7.2. De nouvelles structures d’hébergement pour les femmes
En juillet 2024, la Ville de Bordeaux a ouvert un lieu d’hébergement dédié aux femmes sans-
abri ou en risque de rupture d’hébergement, le Centre Saint-Rémi. Ce dispositif, mis en place
en partenariat avec InCité et géré par le CCAS, accueille 16 femmes, souvent fragilisées par
des parcours de vie marqués par la rue, la précarité ou les violences. Il constitue une alternative
aux squats ou aux centres d’hébergement classiques, en attente d’un logement autonome ou
accompagné.
La Ville mobilise également son patrimoine immobilier pour répondre aux urgences sociales. Le
presbytère Saint-Pierre, bâtiment municipal temporairement inoccupé, a été réaffecté dans le
cadre du dispositif hivernal pour accueillir 32 familles, dont de nombreuses femmes en situation
de grande vulnérabilité. Cette mobilisation illustre la volonté municipale de répondre rapidement100
et concrètement aux besoins d’hébergement d’urgence. Par ailleurs, un logement municipal
réhabilité permet aujourd’hui d’héberger une famille accompagnée par le CCAS, renforçant ainsi
l’offre de solutions individualisées.
Enfin, le dispositif Bubble Box, installé place de la République, offre un accès à une douche mobile, complété par une distribution alimentaire assurée par les associations Les Gratuits et Un Espoir Solidaire.
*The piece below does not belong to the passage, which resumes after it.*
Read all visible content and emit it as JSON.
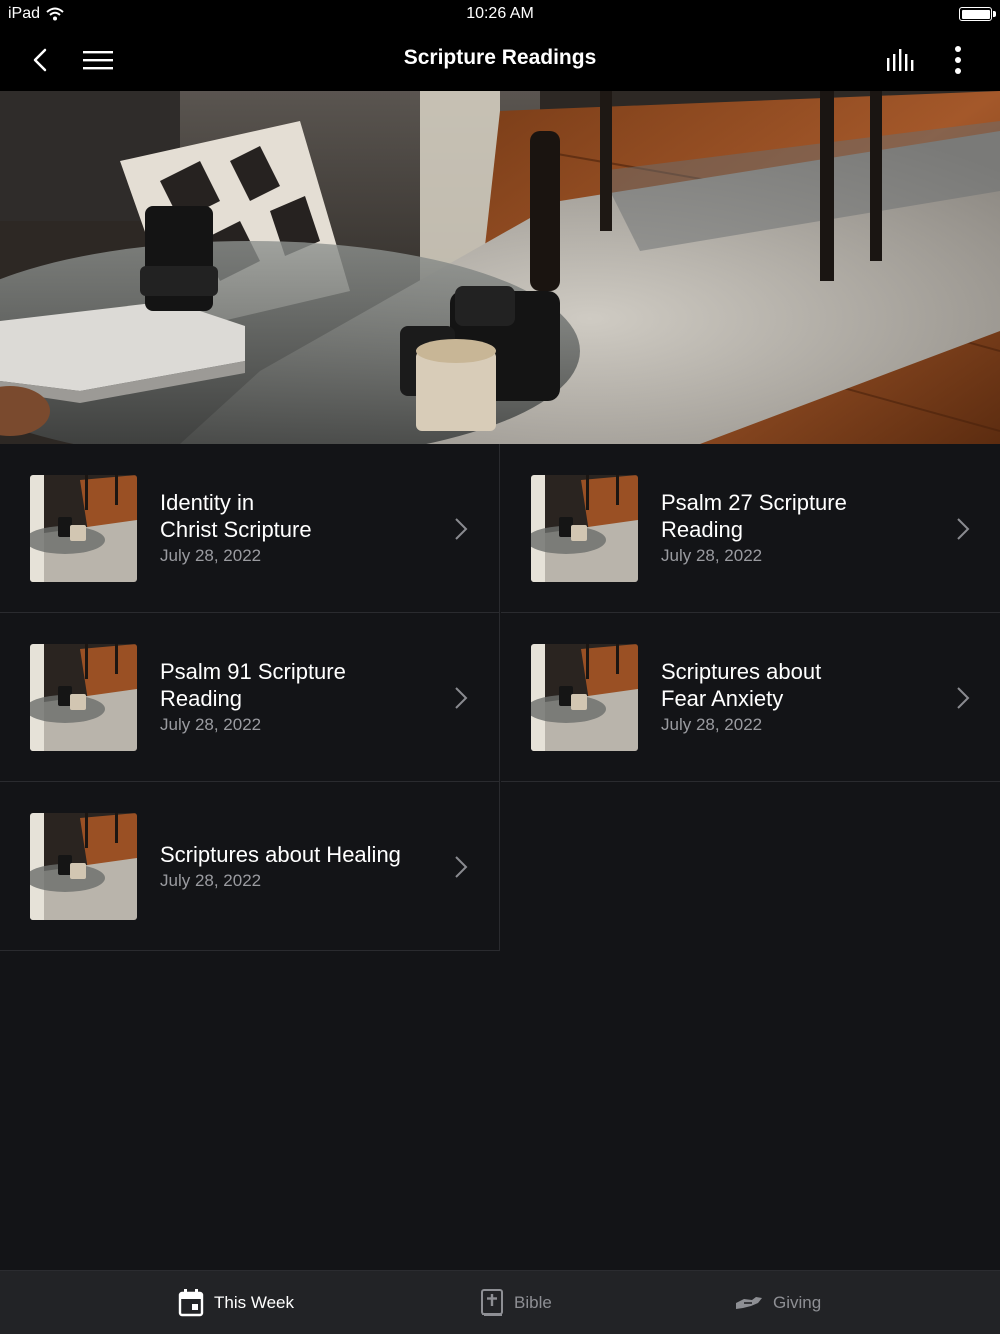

7.3. La Nuit de la Solidarité
La 3ème édition de la Nuit de la Solidarité s’est tenue le 25 janvier 2024. Elle a permis de recenser
840 personnes sans-abri, dont :
• 466 à la rue ou en campement,
• 374 en bidonvilles, dont 202 mineures et mineurs,
• 107 en squats.
10% des adultes recensés sont des femmes. Comme en témoignent les « pratiquantes de la
rue », le nombre de femmes peut être sous-estimé en raison d’une volonté de rester
« invisibles » en raison des dangers de la rue.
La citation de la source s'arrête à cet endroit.